Dáil debates

Wednesday, 31 May 2017

Competition (Amendment) Act 2016 [Seanad]: Report and Final Stages

 

7:20 pm

Photo of Brendan HowlinBrendan Howlin (Wexford, Labour) | Oireachtas source

I will veer very readily back to the Bill. As stated, Fianna Fáil cut the minimum wage and we restored it twice. We established the Low Pay Commission and dealt with a host of other issues I do not have time to discuss. I am very proud of what we did on labour law in the worst of times.

The Bill before us is very important. It will exempt voice-over actors, session musicians and freelance journalists from competition law. They should never have been captured by it. In my judgment, that was a perverse interpretation of competition law. I acknowledge the work of ICTU, SIPTU, the NUJ, Irish Equity, the Musicians' Union of Ireland and many more, including individuals, who have travelled over the past 15 years on a journey to set this right. It was a very difficult process because competition law, as interpreted by the European Commission, was a real obstacle for these workers, who are entitled to be represented collectively but who were defined as sole traders.

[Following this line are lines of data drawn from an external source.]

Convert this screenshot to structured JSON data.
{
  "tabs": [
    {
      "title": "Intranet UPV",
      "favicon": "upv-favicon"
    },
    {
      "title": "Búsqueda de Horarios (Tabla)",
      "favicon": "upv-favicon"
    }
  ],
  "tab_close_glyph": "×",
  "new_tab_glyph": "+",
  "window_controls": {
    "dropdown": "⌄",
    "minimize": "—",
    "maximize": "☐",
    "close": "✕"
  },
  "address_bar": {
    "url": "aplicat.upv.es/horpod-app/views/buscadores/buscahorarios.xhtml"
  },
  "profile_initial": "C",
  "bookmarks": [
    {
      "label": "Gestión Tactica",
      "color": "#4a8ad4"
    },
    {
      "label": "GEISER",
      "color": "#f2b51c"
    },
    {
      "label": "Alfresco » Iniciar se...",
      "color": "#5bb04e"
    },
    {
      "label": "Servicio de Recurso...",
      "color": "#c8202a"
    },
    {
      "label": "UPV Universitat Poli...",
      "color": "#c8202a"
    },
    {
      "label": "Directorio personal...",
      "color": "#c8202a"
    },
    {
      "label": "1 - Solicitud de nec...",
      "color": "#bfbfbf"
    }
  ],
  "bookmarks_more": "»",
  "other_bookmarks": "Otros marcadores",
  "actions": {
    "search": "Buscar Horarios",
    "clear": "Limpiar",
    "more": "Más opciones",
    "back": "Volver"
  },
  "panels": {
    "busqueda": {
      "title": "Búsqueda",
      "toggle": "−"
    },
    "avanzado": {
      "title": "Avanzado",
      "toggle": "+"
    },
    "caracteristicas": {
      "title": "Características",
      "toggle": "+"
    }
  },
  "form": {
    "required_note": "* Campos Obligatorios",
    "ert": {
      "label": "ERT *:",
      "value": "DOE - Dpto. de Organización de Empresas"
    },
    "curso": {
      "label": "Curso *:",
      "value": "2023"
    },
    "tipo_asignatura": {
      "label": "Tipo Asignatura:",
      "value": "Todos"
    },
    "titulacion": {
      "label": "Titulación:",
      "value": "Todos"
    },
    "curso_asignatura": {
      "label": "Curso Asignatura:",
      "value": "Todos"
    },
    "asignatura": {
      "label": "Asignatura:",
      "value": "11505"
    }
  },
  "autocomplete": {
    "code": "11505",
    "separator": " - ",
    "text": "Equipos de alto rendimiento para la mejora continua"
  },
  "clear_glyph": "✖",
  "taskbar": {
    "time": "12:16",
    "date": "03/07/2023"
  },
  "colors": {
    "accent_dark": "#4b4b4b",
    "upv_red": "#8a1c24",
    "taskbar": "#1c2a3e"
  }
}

In arguing this, we may have deliberately underscored the importance of the legislation. In my judgment, it will have long-term, far-reaching implications. The Minister has the power to add new categories to those already defined in the Bill. Perhaps more important, the legislation defines in law the notion of bogus self-employment for the first time. In recent years, we have all come across individual workers who have been forced to categorise themselves as self-employed although, by any objective analysis, they are waged employees who should be entitled to the protection of normal labour law and collective bargaining. As my colleague Senator Ged Nash said, this is a genuine game-changer for workers in the so-called gig economy. It will provide them with a clear roadmap to achieve collective bargaining rights and it will vindicate their democratic right to organise and negotiate fair pay and conditions, which other Members have referenced.

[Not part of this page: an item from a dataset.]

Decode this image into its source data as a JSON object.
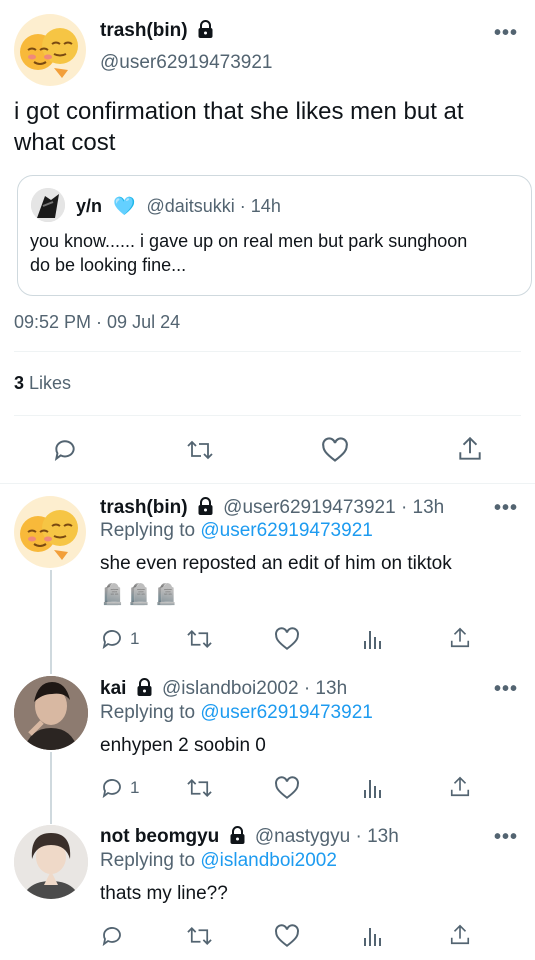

The Labour Party has taken the concept of the future of work as its major focus for the coming months. This will be the first of many initiatives we hope to take in this regard. I look forward to seeing the proposals in regard to the definition of work. This is now an important issue. I look forward to working with other Deputies in shaping definitions. The casualisation of work has occurred. There has not been a countervailing legal framework to protect workers as there has been for capital, which is now globally organised and globally mobile. It is workers who have suffered as a result.

Construction labourers were forced to work as self-employed contractors although they never were. Airline pilots were required to do the same. Companies required individual airline pilots to negotiate themselves and they were forbidden from having collective agreements. That is wrong. This set of protections will be groundbreaking and will expand to cover a lot of new forms of employment. The Bill makes clear that Ireland will not accept some of the predatory approaches to workers that have now become accepted elsewhere. One Deputy has already declared himself to be self-employed. The notions that one would be required to be self-employed when one is self-evidently working for a company and that some companies operating in this town require people to be sole traders even though they are all working for companies in an organised fashion are quite wrong.

Some of the history of this matter has been touched upon. I, too, acknowledge that it was 11 years ago that this was first mooted by our then colleague, President Michael D. Higgins. In her light reading, the Minister, Deputy Mitchell O'Connor, might have a look at the transcripts from that period. The spokesperson from her own party at the time trenchantly opposed what I have advocated, arguing that it was fundamentally wrong. I will not tell her who that was. That will be her revelation for later on.